We think of Bermuda grass as the front lawn of choice for southern homeowners, but it’s so much more.
It’s the go-to grass in parks. Farmers grow it for their grazing livestock. Managers of golf courses and sports arenas plant it for its extraordinary durability, even in extreme heat.
Bermuda grass does have a downside, however: It has to soak up eight to 10 hours of sunshine a day in order to thrive. At least that was the case before scientists at The University of Georgia rolled out something once considered unthinkable: Bermuda grass that tolerates shade.
Marketed as TifGrand®, the grass requires only half the amount of sunlight as other Bermuda options. It needs less water and fertilizer and is more resistant to pests. It’s even kind to people who are sensitive to allergies, because the cultivar is seed and pollen sterile.
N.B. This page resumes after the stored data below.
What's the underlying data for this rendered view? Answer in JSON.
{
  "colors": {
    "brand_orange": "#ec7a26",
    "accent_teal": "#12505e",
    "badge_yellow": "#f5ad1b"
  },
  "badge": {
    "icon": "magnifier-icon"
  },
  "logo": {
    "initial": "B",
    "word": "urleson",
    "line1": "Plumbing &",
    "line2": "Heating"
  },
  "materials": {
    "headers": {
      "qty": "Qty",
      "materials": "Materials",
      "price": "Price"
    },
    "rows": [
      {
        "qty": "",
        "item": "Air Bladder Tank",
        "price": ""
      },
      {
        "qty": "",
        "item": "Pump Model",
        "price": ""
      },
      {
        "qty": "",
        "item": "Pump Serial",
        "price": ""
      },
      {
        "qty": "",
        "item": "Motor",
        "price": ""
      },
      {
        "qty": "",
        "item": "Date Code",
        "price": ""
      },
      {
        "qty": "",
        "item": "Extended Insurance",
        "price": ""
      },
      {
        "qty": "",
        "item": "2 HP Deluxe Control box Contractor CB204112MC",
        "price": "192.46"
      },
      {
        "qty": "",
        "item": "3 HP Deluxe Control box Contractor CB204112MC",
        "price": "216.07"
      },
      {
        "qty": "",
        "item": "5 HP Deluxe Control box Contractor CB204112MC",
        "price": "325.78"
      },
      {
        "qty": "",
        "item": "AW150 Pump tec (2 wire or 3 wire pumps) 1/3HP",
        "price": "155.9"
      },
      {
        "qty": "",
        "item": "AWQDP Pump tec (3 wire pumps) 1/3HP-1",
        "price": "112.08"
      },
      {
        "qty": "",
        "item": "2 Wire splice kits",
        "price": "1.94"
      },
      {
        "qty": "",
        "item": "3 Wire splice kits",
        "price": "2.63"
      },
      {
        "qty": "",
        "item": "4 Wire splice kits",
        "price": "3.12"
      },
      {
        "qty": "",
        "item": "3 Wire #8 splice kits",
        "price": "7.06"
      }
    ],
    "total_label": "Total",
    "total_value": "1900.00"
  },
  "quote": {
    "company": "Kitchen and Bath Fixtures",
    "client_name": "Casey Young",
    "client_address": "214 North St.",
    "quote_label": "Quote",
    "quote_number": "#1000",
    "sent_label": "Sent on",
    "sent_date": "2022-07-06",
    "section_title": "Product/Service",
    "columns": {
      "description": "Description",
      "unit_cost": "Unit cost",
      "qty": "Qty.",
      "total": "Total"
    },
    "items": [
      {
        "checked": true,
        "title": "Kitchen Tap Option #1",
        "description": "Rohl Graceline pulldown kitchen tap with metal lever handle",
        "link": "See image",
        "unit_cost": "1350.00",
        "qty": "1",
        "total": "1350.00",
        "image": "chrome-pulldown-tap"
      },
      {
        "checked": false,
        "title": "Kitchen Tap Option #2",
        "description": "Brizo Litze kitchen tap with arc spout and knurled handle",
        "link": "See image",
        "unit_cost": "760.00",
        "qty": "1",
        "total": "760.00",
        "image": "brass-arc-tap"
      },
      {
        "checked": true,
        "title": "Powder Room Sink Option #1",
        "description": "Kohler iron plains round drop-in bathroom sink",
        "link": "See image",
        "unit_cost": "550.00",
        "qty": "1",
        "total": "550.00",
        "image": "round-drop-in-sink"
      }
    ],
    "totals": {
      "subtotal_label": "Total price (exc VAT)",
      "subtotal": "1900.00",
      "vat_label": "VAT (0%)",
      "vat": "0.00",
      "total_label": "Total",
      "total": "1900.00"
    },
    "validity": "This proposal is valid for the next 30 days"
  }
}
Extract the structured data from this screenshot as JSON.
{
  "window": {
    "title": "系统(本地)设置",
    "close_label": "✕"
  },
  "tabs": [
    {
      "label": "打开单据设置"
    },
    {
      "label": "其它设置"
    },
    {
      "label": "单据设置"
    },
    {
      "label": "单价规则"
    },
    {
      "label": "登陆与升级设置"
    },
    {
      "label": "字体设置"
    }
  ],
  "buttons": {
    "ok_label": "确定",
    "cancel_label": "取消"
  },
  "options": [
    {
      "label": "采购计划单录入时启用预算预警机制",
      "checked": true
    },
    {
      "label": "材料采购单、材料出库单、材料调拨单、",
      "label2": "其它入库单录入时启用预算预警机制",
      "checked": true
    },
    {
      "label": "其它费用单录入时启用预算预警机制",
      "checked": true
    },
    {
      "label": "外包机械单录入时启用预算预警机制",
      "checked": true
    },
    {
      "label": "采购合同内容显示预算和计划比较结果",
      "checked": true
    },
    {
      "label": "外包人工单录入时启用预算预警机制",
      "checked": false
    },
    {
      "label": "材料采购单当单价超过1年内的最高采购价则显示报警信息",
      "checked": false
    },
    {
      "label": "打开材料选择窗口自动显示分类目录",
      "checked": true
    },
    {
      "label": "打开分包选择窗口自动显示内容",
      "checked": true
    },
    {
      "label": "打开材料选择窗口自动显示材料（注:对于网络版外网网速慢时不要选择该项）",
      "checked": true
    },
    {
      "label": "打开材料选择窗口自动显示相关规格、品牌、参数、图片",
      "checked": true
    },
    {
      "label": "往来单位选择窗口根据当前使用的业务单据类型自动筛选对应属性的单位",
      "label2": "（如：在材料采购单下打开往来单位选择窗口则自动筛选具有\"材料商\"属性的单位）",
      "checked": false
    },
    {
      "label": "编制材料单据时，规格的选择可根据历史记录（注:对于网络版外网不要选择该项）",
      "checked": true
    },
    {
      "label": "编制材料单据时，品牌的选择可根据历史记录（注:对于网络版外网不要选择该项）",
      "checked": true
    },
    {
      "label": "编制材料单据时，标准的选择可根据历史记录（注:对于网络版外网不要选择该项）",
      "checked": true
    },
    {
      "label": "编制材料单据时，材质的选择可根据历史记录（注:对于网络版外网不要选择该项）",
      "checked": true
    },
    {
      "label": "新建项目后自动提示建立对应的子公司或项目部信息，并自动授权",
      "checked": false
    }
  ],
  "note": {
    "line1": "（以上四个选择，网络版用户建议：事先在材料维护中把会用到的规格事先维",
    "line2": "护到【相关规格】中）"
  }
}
Wayne Hanna in UGA’s College of Agricultural and Environmental Sciences started working on the grass back in 1991 and was later joined by Kris Braman. Together, they painstakingly grew and culled hundreds of hybrids until they landed on one that tested consistently well in 19 states.
TifGrand was introduced to the marketplace in 2009 as a group of four grasses, each optimized for a specific need. No longer must landscapers choose between lovely shade trees and lush Bermuda sod – thanks to UGA, they can have both.